Il a fallu qu’on te déclare mourant.


La première fois, tu avais consulté parce que l’angoisse et la honte te clouaient au sol. Te volaient ta vie. Au bout de trois ou quatre ans, l’esprit allégé, tu avais décollé et je t’avais cru parti pour longtemps…

Deux mois plus tard, tu atterrissais en catastrophe chez l’oncologue. Dans le ventre, une tumeur au pronostic effroyable. Commença alors une lutte sans merci. Opérations, traitements de choc, réanimation hallucinée. Autour de toi, une kyrielle de spécialistes déterminés à tout faire pour que tu vives. Objectif mobilisant toutes les forces et t’obligeant donc à taire la question principale. Celle que ton corps gémissait, que ton affolement face aux échéances médicales ou chirurgicales trahissait. La peur de la mort.

Les mois, les années ont passé. Défiant les médianes de survie, tu surprenais, tu durais. Tu devins un cas exceptionnel, une célébrité de congrès, un être qui ne t’appartenait plus. Enchaînant les protocoles expérimentaux les uns après les autres, marqué par les traitements, grossi puis amaigri, teint gris puis rougeaud à l’excès, titubant un jour avant de ressusciter. Dix années à tenir, à souffrir. Jusqu’à l’effondrement.

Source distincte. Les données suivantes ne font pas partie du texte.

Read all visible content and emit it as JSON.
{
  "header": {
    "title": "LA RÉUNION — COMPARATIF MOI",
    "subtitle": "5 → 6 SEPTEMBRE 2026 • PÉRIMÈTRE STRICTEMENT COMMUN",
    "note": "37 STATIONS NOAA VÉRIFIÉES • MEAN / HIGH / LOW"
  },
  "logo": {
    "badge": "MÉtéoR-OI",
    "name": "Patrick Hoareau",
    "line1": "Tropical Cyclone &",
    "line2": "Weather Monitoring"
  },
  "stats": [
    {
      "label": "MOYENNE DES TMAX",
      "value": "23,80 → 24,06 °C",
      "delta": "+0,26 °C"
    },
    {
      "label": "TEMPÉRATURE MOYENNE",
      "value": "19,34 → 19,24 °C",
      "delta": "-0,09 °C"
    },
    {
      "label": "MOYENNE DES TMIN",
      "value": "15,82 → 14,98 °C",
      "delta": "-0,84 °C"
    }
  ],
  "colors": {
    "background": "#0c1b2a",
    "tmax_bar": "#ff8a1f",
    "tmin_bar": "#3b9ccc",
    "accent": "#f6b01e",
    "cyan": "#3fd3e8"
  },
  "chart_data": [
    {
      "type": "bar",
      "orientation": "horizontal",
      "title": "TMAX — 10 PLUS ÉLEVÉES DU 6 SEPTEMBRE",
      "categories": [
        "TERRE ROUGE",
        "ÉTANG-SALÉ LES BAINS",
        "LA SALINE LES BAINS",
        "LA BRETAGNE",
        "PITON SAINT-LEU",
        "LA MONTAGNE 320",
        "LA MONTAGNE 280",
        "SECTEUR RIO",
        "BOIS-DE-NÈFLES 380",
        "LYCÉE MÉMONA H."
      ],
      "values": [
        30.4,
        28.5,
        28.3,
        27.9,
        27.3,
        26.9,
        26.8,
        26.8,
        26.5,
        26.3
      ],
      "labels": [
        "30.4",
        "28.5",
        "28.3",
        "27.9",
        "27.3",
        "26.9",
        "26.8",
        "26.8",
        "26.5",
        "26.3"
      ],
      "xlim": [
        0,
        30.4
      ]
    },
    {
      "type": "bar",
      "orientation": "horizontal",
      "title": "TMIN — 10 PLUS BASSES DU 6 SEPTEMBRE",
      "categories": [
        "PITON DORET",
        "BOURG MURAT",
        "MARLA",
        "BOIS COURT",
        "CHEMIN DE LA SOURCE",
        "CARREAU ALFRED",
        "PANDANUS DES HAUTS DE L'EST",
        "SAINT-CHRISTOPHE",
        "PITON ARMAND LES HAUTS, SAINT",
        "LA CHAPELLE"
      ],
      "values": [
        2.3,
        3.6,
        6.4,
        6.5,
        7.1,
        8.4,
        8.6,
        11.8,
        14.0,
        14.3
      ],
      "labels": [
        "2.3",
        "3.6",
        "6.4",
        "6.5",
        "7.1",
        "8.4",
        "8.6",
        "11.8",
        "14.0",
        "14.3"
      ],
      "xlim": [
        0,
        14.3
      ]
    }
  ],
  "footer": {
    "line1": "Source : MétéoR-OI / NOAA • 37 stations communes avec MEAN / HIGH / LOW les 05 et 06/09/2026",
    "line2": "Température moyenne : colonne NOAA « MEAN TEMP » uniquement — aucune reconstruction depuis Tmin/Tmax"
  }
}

Un jour de printemps, on t’annonça qu’on jetait l’éponge. Restait quelques semaines à tout casser. Arrêt des protocoles expérimentaux, passage en régime « fin de vie » et traitement palliatif. En prime, on confisqua ta carte vitale, tu ne relevais plus du monde des vivants.

Le soulagement fut immense, immédiat. Pour la première fois de ta vie, l’angoisse évanouie, tu étais libre. Tu t’es levé. Te croisant dans le couloir de l’hôpital, le médecin n’en crut pas ses yeux.

Ta vie t’appartenait désormais ! C’est alors que tu décidas de réaliser ton rêve. Tu allais voler. En parapente. Plus rien ne te faisait peur sinon la météo qui pouvait tout faire capoter.

Cette graine de bonheur, tu l’as dégustée dans le ciel. Et sans carte vitale. Tu me l’as fait goûter avec un sourire rayonnant, tu m’as montré tes photos, tu m’as raconté.

Trois mois plus tard, enthousiasmé par ce sursaut incroyable, on te proposait une nouvelle chimiothérapie.  Comment refuser ? La parenthèse terminée, l’angoisse revenue, tu as entamé la dernière partie. Sans jamais retrouver, que je sache, ta carte vitale.